For Scott, it was the ultimate redemption for a player who was first labeled an underachiever when he did not contend in any of golf's four majors and eventually a choker when he did but could not win.
But for Australia, it was a chance to celebrate some good news on the sporting scene after a miserable performance at last year's London Olympics and a run of losses against England in the Ashes cricket series.
Australia Prime Minister Julia Gillard led a flood of tributes to Scott.
"Adam Scott held his nerve and prevailed in the most intense pressure imaginable on any sporting field. With this outstanding achievement, Adam Scott has done his country proud," Gillard said in a statement.
For a country used to sporting success, the Masters had somehow managed to elude the country's best golfers for generations and winning it had become something of an obsession.
When Cadel Evans won the Tour de France in 2011, the Masters was deemed the last frontier and the 'Holy Grail' of Australian sport.
During Sunday's final round the streets in Scott's home town in Australia were deserted as everyone tuned it to watch the television.
"It was a Cadel Evans-like win," said Tony Roosenburg, the director of the Australian Open golf tournament.
"There have been a lot of black moments for Australians at the Masters. It is great for Australian golf."
Australians have won all of golf's other majors but the Masters had become a source of frustration after decades of agonizing near-misses which started with Jim Ferrier, the 1947 PGA Championship winner, who blew a three-shot lead with six holes to play at Augusta National in 1950.
Peter Thomson won the British Open five times in the 1950s and 1960s but his best result at the Masters was fifth place in 1957. Bruce Crampton finished runner-up in 1972, as did Jack Newtown in 1980.
Then came Greg Norman, whose cruel close calls at Augusta became torturous viewing for Australians.
Norman finished runner-up in 1986, bogeying the last hole to miss out on a playoff with a 46-year-old Jack Nicklaus. A year later, he was beaten in a playoff after Larry Mize holed out from off the green, but his darkest moment was yet to come.
In 1996, Norman led by six shots heading into the final round but crumbled to shoot a 78 and finish second again.

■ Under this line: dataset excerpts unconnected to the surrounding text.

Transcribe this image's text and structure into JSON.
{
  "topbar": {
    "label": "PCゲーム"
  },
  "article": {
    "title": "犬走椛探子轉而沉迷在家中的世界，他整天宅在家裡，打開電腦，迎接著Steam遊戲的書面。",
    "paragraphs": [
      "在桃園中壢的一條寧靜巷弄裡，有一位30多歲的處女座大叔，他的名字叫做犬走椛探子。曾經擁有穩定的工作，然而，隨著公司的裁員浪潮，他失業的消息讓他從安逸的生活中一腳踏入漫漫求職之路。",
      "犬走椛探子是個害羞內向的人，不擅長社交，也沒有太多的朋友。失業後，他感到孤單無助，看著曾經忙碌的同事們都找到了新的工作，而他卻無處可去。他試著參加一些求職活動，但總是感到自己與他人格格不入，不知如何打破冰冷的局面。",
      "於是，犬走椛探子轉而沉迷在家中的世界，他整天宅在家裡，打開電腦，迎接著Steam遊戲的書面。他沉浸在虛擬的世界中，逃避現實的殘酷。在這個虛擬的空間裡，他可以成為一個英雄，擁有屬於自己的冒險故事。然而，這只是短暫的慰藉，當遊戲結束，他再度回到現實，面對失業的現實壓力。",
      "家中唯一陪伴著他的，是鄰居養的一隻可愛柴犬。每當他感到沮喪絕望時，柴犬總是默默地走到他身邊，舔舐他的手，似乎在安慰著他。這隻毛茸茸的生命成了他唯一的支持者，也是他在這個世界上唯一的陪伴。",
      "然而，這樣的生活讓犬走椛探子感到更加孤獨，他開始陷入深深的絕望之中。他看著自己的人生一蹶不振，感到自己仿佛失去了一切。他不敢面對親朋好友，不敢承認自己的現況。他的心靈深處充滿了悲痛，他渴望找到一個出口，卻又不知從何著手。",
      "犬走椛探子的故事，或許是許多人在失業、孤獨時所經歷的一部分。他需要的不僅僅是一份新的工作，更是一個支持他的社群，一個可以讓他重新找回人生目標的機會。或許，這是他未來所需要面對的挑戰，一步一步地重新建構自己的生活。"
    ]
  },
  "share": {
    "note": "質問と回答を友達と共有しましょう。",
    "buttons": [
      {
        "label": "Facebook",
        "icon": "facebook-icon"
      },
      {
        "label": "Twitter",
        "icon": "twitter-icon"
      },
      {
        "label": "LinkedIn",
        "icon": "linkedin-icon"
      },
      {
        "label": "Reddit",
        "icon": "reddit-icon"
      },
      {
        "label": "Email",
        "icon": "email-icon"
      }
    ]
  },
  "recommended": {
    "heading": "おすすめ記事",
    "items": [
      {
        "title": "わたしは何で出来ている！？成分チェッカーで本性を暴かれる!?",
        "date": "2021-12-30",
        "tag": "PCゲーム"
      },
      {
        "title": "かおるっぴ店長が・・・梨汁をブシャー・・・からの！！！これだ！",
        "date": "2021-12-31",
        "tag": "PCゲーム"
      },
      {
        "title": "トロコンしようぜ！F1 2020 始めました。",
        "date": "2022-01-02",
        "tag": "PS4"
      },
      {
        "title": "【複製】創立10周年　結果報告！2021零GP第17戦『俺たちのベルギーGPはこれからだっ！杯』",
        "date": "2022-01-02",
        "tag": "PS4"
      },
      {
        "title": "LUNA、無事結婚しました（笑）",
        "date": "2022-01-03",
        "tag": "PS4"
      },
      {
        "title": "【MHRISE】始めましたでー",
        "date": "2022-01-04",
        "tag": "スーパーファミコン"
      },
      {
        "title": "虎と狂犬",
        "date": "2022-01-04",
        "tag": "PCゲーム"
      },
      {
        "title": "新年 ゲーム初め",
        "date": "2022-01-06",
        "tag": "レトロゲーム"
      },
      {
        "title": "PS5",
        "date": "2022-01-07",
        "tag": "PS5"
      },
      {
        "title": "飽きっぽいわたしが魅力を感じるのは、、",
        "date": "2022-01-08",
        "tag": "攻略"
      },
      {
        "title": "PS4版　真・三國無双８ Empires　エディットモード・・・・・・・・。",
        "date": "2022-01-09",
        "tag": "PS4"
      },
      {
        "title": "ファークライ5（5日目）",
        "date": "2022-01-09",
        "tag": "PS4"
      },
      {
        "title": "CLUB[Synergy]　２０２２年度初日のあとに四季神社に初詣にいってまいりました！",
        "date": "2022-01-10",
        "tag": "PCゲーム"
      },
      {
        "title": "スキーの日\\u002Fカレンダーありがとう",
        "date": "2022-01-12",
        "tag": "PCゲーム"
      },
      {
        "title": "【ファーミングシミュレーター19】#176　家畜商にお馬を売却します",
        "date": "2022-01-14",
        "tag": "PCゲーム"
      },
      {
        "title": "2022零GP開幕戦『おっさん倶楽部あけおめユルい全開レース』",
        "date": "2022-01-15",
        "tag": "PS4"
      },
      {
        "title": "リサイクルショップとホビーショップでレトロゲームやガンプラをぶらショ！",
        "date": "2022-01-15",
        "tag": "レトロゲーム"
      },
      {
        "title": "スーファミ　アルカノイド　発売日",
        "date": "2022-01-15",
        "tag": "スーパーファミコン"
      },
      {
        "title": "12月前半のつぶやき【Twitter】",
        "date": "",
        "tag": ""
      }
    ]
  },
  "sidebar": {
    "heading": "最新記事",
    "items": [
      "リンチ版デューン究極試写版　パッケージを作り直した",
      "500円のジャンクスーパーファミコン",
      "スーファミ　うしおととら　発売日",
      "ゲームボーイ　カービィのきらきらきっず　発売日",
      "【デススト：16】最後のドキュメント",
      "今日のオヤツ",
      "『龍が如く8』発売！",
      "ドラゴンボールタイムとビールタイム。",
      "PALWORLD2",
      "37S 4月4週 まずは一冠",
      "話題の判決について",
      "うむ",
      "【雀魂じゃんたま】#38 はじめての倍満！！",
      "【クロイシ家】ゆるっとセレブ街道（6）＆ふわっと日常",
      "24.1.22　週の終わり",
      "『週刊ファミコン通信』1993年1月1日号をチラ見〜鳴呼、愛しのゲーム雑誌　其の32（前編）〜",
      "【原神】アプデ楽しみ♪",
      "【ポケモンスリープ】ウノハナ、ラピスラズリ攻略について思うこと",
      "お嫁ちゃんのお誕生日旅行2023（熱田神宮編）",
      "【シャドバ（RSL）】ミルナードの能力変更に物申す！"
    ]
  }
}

Those near misses only spurred Australia's new generation of golfers to get their hands on the green jacket.
Scott, who was inspired by Norman and later became close friends with "The Shark," was deemed the leader of the new generation but struggled to make an impression at the majors.
His career seemed to be in freefall until two years ago when he almost won the Masters. But like his idol, he had to settle for second, tied with compatriot Jason Day in 2011.

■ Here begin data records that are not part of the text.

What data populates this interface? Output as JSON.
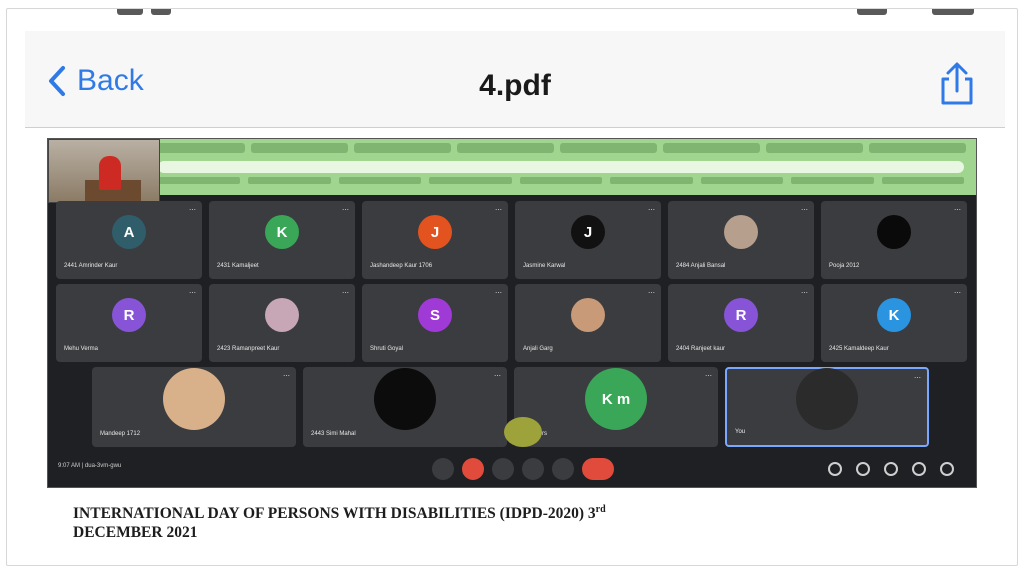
{
  "header": {
    "back_label": "Back",
    "title": "4.pdf"
  },
  "icons": {
    "back": "chevron-left-icon",
    "share": "share-icon"
  },
  "colors": {
    "accent": "#2f7ae6",
    "meet_background": "#1f2023",
    "end_call": "#e04b3c"
  },
  "meeting": {
    "tiles": [
      {
        "initial": "A",
        "name": "2441 Amrinder Kaur",
        "color": "#2f5e6a"
      },
      {
        "initial": "K",
        "name": "2431 Kamaljeet",
        "color": "#3aa657"
      },
      {
        "initial": "J",
        "name": "Jashandeep Kaur 1706",
        "color": "#e2531f"
      },
      {
        "initial": "J",
        "name": "Jasmine Karwal",
        "color": "#111111"
      },
      {
        "initial": "",
        "name": "2484 Anjali Bansal",
        "color": "#b69f8c"
      },
      {
        "initial": "",
        "name": "Pooja 2012",
        "color": "#0a0a0a"
      },
      {
        "initial": "R",
        "name": "Mehu Verma",
        "color": "#8754d8"
      },
      {
        "initial": "",
        "name": "2423 Ramanpreet Kaur",
        "color": "#c7a7b6"
      },
      {
        "initial": "S",
        "name": "Shruti Goyal",
        "color": "#a03ad6"
      },
      {
        "initial": "",
        "name": "Anjali Garg",
        "color": "#c89a78"
      },
      {
        "initial": "R",
        "name": "2404 Ranjeet kaur",
        "color": "#8754d8"
      },
      {
        "initial": "K",
        "name": "2425 Kamaldeep Kaur",
        "color": "#2a94e0"
      },
      {
        "initial": "",
        "name": "Mandeep 1712",
        "color": "#d8b08a"
      },
      {
        "initial": "",
        "name": "2443 Simi Mahal",
        "color": "#0c0c0c"
      },
      {
        "initial": "K m",
        "name": "14 others",
        "color": "#3aa657"
      },
      {
        "initial": "",
        "name": "You",
        "color": "#2b2b2b"
      }
    ],
    "time": "9:07 AM | dua-3vm-gwu"
  },
  "caption": {
    "line1": "INTERNATIONAL DAY OF PERSONS WITH DISABILITIES (IDPD-2020) 3",
    "sup": "rd",
    "line2": "DECEMBER 2021"
  }
}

"We are a proud sporting country, and like to think we are the best at everything, like any proud sporting country," he told reporters on Sunday.
"Golf is a big sport at home. It may not be the biggest sport, but it's been a sport that's been followed with a long list of great players, and this was one thing in golf that we had not been able to achieve.
"It's amazing that it's my destiny to be the first Aussie to win, it's just incredible."